Walt Disney Co., the world's second-largest media conglomerate, said Monday that first-quarter earnings rose 5 percent year-over-year due to growth in the company's Media Networks and Parks and Resorts segments, partially offset by declines in Studio Entertainment operations.
Net income grew to $723 million, or 35 cents per share, from $688 million, or 33 cents per share, a year ago. The latest quarter includes a $24 million tax benefit and restructuring and impairment charges totaling $11 million related to the sale of Disney Store North America. Together, these items boosted earnings by about 1 cent.
Additionally, as a result of a reporting calendar change effective for fiscal 2005, the current quarter included an extra day, which also added a penny to earnings per share.
Analysts surveyed by Thomson First Call were looking for Disney to post earnings of 29 cents per share on sales of $8.49 billion in the latest quarter.
Revenue increased 1 percent to $8.67 billion from $8.55 billion last year.
CEO Michael Eisner said, "We remain confident in achieving double-digit earnings growth in 2005, thanks in part to the resurgence in ratings at ABC, the outstanding performance of ESPN and the recovery at our theme parks, which exemplify the strong and broad-based fundamentals of our company."
The company said Media Networks revenue increased 11 percent to $3.5 billion and segment operating income grew 36 percent to $467 million. Earnings attributable to cable operations increased by $131 million, primarily due to higher affiliate revenue at ESPN. Additionally, advertising revenue increased at ESPN due to higher rates and at ABC Family due to improved ratings.
At the ABC Television Network, higher advertising revenue as a result of more NFL and college football broadcasts in the current quarter were more than offset by associated programming costs, while owned television stations benefited from increased political advertising revenue.
The company said Parks and Resorts revenue rose 30 percent to $2.1 billion, with the consolidation of Euro Disney and Hong Kong Disneyland contributing $369 million of the increase in revenue.
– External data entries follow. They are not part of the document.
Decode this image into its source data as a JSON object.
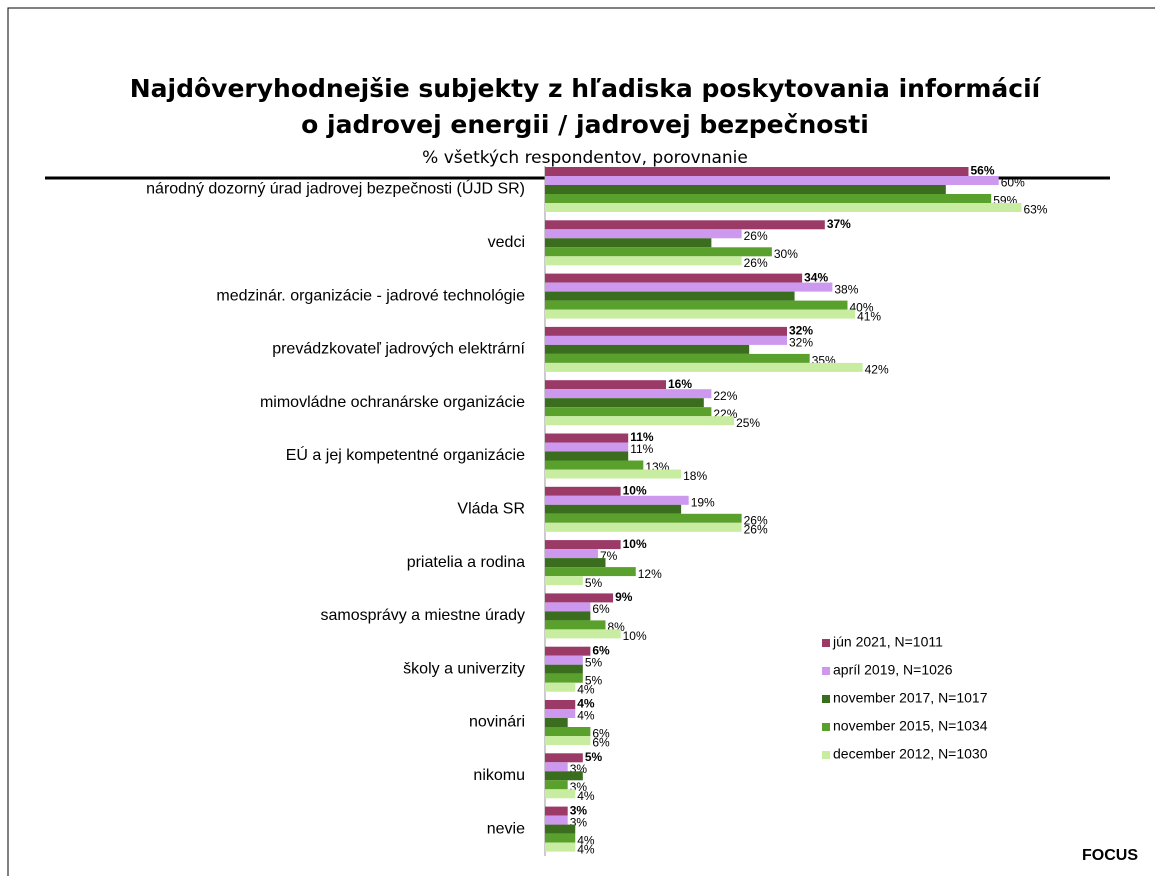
{
  "chart_data": {
    "type": "hbar",
    "title": [
      "Najdôveryhodnejšie subjekty z hľadiska poskytovania informácií",
      "o jadrovej energii / jadrovej bezpečnosti"
    ],
    "subtitle": "% všetkých respondentov, porovnanie",
    "source": "FOCUS",
    "categories": [
      "národný dozorný úrad jadrovej bezpečnosti (ÚJD SR)",
      "vedci",
      "medzinár. organizácie - jadrové technológie",
      "prevádzkovateľ jadrových elektrární",
      "mimovládne ochranárske organizácie",
      "EÚ a jej kompetentné organizácie",
      "Vláda SR",
      "priatelia a rodina",
      "samosprávy a miestne úrady",
      "školy a univerzity",
      "novinári",
      "nikomu",
      "nevie"
    ],
    "xlim": [
      0,
      80
    ],
    "legend": "lower right",
    "series": [
      {
        "name": "jún 2021, N=1011",
        "color": "#9b3a66",
        "values": [
          56,
          37,
          34,
          32,
          16,
          11,
          10,
          10,
          9,
          6,
          4,
          5,
          3
        ],
        "value_labels": [
          "56%",
          "37%",
          "34%",
          "32%",
          "16%",
          "11%",
          "10%",
          "10%",
          "9%",
          "6%",
          "4%",
          "5%",
          "3%"
        ]
      },
      {
        "name": "apríl 2019, N=1026",
        "color": "#cc99ee",
        "values": [
          60,
          26,
          38,
          32,
          22,
          11,
          19,
          7,
          6,
          5,
          4,
          3,
          3
        ],
        "value_labels": [
          "60%",
          "26%",
          "38%",
          "32%",
          "22%",
          "11%",
          "19%",
          "7%",
          "6%",
          "5%",
          "4%",
          "3%",
          "3%"
        ]
      },
      {
        "name": "november 2017, N=1017",
        "color": "#3a6e1e",
        "values": [
          53,
          22,
          33,
          27,
          21,
          11,
          18,
          8,
          6,
          5,
          3,
          5,
          4
        ]
      },
      {
        "name": "november 2015, N=1034",
        "color": "#5aa02c",
        "values": [
          59,
          30,
          40,
          35,
          22,
          13,
          26,
          12,
          8,
          5,
          6,
          3,
          4
        ],
        "value_labels": [
          "59%",
          "30%",
          "40%",
          "35%",
          "22%",
          "13%",
          "26%",
          "12%",
          "8%",
          "5%",
          "6%",
          "3%",
          "4%"
        ]
      },
      {
        "name": "december 2012, N=1030",
        "color": "#c8eca0",
        "values": [
          63,
          26,
          41,
          42,
          25,
          18,
          26,
          5,
          10,
          4,
          6,
          4,
          4
        ],
        "value_labels": [
          "63%",
          "26%",
          "41%",
          "42%",
          "25%",
          "18%",
          "26%",
          "5%",
          "10%",
          "4%",
          "6%",
          "4%",
          "4%"
        ]
      }
    ]
  }
}
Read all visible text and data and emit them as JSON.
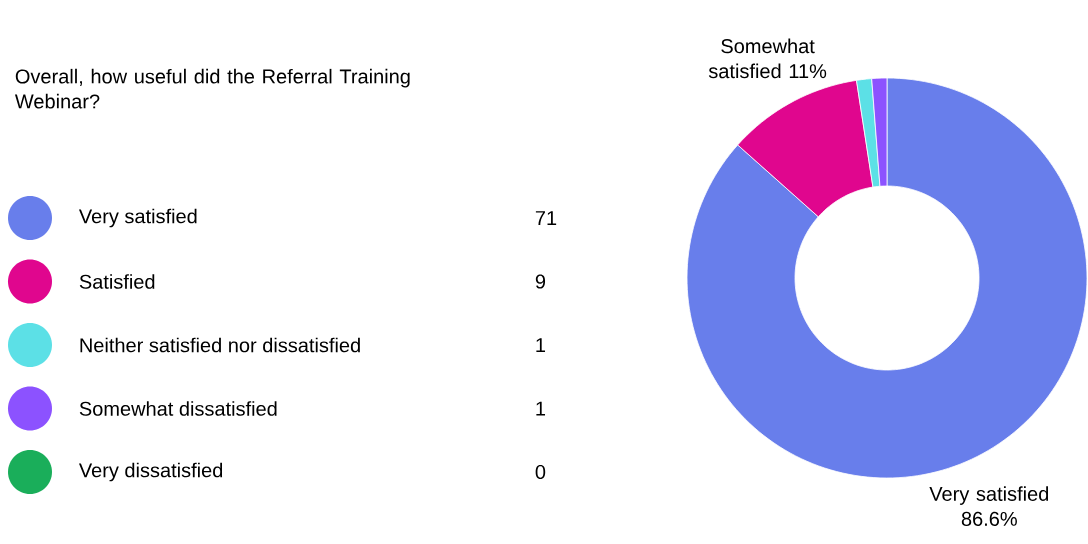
{
  "chart_data": {
    "type": "donut",
    "title": "Overall, how useful did the Referral Training Webinar?",
    "categories": [
      "Very satisfied",
      "Satisfied",
      "Neither satisfied nor dissatisfied",
      "Somewhat dissatisfied",
      "Very dissatisfied"
    ],
    "values": [
      71,
      9,
      1,
      1,
      0
    ],
    "colors": [
      "#687eeb",
      "#e0068e",
      "#5ce0e6",
      "#8c52ff",
      "#1aae5a"
    ],
    "value_labels": [
      "71",
      "9",
      "1",
      "1",
      "0"
    ],
    "annotations": [
      {
        "text": "Very satisfied 86.6%",
        "x": "Very satisfied"
      },
      {
        "text": "Somewhat satisfied 11%",
        "x": "Satisfied"
      }
    ],
    "legend": "left"
  }
}
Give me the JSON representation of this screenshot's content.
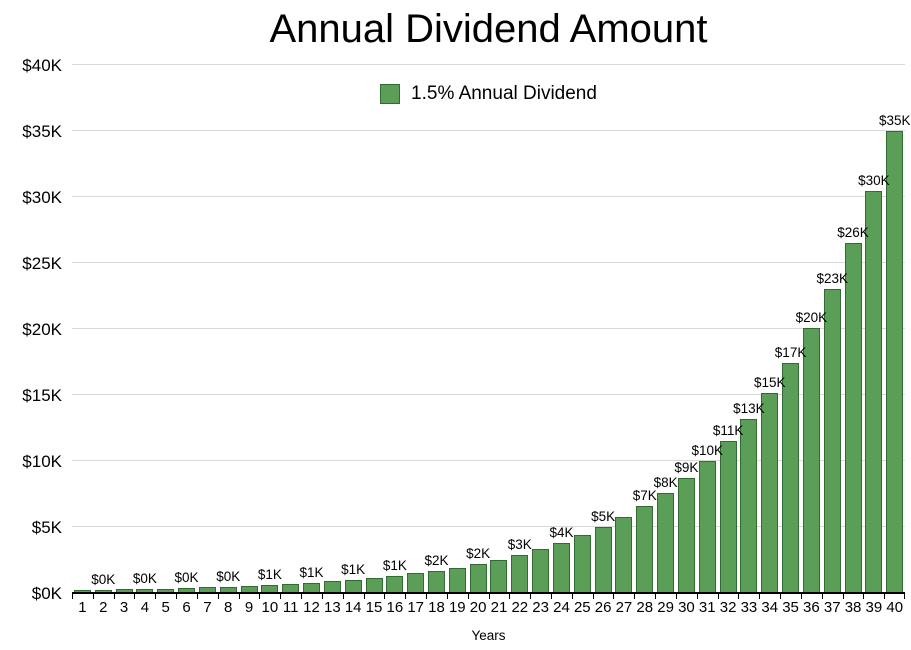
{
  "chart_data": {
    "type": "bar",
    "title": "Annual Dividend Amount",
    "legend": "1.5% Annual Dividend",
    "legend_position": "top",
    "xlabel": "Years",
    "ylabel": "",
    "grid": true,
    "ylim": [
      0,
      40000
    ],
    "y_ticks": [
      "$0K",
      "$5K",
      "$10K",
      "$15K",
      "$20K",
      "$25K",
      "$30K",
      "$35K",
      "$40K"
    ],
    "x": [
      1,
      2,
      3,
      4,
      5,
      6,
      7,
      8,
      9,
      10,
      11,
      12,
      13,
      14,
      15,
      16,
      17,
      18,
      19,
      20,
      21,
      22,
      23,
      24,
      25,
      26,
      27,
      28,
      29,
      30,
      31,
      32,
      33,
      34,
      35,
      36,
      37,
      38,
      39,
      40
    ],
    "values": [
      150,
      173,
      198,
      228,
      262,
      302,
      347,
      399,
      459,
      528,
      607,
      698,
      803,
      923,
      1061,
      1221,
      1404,
      1614,
      1856,
      2135,
      2455,
      2823,
      3247,
      3734,
      4294,
      4938,
      5679,
      6531,
      7511,
      8637,
      9932,
      11422,
      13136,
      15106,
      17372,
      19978,
      22975,
      26421,
      30384,
      34942
    ],
    "bar_labels": [
      null,
      "$0K",
      null,
      "$0K",
      null,
      "$0K",
      null,
      "$0K",
      null,
      "$1K",
      null,
      "$1K",
      null,
      "$1K",
      null,
      "$1K",
      null,
      "$2K",
      null,
      "$2K",
      null,
      "$3K",
      null,
      "$4K",
      null,
      "$5K",
      null,
      "$7K",
      "$8K",
      "$9K",
      "$10K",
      "$11K",
      "$13K",
      "$15K",
      "$17K",
      "$20K",
      "$23K",
      "$26K",
      "$30K",
      "$35K"
    ],
    "colors": {
      "bar_fill": "#5a9e58",
      "bar_border": "#316b33",
      "gridline": "#d9d9d9",
      "axis": "#000000",
      "text": "#000000"
    }
  }
}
Growth was driven by increased theme park attendance and hotel occupancy at the Walt Disney World Resort, as well as higher guest spending at the Disneyland Resort, primarily due to ticket price increases, fewer promotional discounts and the introduction of new ticket media.
The company said higher visitation at Walt Disney World from both international and domestic tourists, as well as local Florida residents, reflected a strong holiday period and continued improvements in travel and tourism.
However, Walt Disney said Studio Entertainment revenue dropped 20 percent in the latest quarter to $2.4 billion, driven by a decline in worldwide home entertainment due to lower DVD sales of current-year titles. The company said the year-ago period included strong performances by Disney/Pixar's "Finding Nemo," "Pirates of the Caribbean" and "The Lion King" Platinum Release.
Sales of consumer products also declined during the quarter due to the absence of holiday season profits at the Disney Store, which was sold in mid-November.